Pour
analyser la dernière conférence sociale la thématique la plus répandue
est celle d'un échec pour le pouvoir et sa politique de dialogue
social. La non participation des principales organisations syndicales
serait le signe le plus tangible de la crise de la politique sociale de
ce gouvernement et du président.
Même dans la gauche la plus radicale, c'est le thème de la dérive, de
la trahison qui semble l'emporter avec en ligne de mire l'échec
annoncé, inévitable : en tournant le dos à sa base sociale le PS se
condamne lui-même. Il y a dans les formes les plus extrêmes de
condamnation, l'espoir d'un redressement face au désastre, d'un sursaut
du peuple de gauche qui contraindrait la majorité, ou une partie d'entre
elle à changer. L'attitude vis à vis des frondeurs du PS est
significative : leur reprocher de ne pas voter contre les lois
gouvernementales c'est laisser croire qu'il suffirait d'un recours à une
« pureté de gauche » pour créer les conditions d'un changement
politique. L'échec du Front de gauche à recueillir les « déçus de la
gauche » montre que ce n'est pas si simple.

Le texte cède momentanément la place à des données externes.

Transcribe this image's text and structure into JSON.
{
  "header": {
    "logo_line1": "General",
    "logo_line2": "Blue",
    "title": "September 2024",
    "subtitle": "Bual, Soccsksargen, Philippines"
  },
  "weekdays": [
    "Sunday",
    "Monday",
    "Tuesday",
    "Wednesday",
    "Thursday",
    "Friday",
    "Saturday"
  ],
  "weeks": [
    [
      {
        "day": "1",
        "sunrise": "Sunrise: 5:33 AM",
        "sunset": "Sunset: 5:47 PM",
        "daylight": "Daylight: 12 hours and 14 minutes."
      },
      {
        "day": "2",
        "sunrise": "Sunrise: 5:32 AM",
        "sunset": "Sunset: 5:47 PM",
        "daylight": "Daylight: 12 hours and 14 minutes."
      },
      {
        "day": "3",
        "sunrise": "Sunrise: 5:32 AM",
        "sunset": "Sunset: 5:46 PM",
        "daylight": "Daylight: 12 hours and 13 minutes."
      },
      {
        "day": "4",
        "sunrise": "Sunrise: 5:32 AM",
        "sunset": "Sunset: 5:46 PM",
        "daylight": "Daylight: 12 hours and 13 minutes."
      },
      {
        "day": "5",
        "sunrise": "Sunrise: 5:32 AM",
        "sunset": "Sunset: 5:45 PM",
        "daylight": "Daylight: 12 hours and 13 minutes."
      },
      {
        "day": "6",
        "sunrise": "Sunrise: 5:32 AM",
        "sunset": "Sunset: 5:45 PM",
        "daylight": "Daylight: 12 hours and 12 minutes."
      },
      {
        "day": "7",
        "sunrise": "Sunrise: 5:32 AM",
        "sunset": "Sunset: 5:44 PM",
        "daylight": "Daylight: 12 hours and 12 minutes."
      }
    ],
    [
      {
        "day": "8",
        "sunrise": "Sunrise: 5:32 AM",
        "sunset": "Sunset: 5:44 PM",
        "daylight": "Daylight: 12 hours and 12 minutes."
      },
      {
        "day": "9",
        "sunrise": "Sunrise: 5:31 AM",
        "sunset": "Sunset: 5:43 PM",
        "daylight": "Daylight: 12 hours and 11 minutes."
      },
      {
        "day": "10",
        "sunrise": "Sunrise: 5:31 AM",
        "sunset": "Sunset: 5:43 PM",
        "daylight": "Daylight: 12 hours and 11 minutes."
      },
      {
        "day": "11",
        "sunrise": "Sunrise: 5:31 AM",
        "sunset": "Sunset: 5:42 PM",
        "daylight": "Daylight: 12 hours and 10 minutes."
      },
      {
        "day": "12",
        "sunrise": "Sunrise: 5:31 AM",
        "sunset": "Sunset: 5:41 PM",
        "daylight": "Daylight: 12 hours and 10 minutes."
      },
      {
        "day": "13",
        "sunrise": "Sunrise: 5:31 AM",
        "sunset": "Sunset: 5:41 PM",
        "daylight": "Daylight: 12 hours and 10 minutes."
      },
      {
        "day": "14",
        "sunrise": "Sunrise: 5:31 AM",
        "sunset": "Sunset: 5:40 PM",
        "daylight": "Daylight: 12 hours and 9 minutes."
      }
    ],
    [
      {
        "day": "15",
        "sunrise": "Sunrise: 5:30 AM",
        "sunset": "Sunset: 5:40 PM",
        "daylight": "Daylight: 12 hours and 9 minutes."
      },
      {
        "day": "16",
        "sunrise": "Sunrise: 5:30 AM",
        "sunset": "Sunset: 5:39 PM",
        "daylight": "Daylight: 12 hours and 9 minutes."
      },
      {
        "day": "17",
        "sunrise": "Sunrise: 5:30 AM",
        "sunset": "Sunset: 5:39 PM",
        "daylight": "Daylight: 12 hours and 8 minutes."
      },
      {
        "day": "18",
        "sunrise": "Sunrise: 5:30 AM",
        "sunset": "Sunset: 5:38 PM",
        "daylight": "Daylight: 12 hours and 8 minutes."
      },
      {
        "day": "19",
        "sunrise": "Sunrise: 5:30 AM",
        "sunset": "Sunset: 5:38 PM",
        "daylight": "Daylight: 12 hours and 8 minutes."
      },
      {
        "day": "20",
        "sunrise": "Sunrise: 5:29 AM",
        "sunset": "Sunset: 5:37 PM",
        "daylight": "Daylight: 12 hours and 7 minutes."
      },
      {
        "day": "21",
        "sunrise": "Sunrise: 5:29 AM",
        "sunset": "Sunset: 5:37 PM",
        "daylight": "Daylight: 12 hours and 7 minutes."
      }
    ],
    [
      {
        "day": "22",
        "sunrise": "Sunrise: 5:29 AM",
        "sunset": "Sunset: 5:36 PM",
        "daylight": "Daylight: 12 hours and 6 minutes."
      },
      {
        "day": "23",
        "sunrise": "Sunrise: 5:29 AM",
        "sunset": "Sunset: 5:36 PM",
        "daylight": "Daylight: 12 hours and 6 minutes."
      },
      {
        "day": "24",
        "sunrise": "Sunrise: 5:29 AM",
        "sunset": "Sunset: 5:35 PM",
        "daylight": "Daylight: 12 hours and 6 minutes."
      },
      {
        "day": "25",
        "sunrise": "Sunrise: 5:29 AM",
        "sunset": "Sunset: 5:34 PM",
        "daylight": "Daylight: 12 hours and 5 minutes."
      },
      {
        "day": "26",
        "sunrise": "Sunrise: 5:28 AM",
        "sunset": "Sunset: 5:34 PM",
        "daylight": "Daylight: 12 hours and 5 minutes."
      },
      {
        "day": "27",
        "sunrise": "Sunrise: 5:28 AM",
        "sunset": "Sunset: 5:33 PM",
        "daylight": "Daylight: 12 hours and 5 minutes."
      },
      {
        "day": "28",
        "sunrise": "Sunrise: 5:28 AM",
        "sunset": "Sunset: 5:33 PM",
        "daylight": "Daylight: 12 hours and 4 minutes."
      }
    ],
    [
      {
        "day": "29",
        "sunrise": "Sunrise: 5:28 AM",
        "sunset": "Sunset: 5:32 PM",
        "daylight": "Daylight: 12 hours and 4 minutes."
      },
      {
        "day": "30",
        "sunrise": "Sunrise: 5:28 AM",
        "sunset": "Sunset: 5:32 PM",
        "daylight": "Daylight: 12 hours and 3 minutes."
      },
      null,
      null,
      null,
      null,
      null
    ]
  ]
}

La crise du système politique, mais plus largement de la politique
comme moyen de changer la société, est là. Nous devons intégrer cette
donnée.
De ce point de vue, ce qui peut apparaître comme absurde dans les
décisions gouvernementales traduit un choix, une logique de
recomposition de la politique et du système que nous ne pouvons ignorer.
Le bilan de la conférence sociale se présente alors sous un autre
jour : c'est une étape supplémentaire dans la mise en place de ce qui,
pour y donner un lustre idéologique, est maintenant baptisé « socialisme
de l'offre » et « affirmation d'une nouvelle gauche ».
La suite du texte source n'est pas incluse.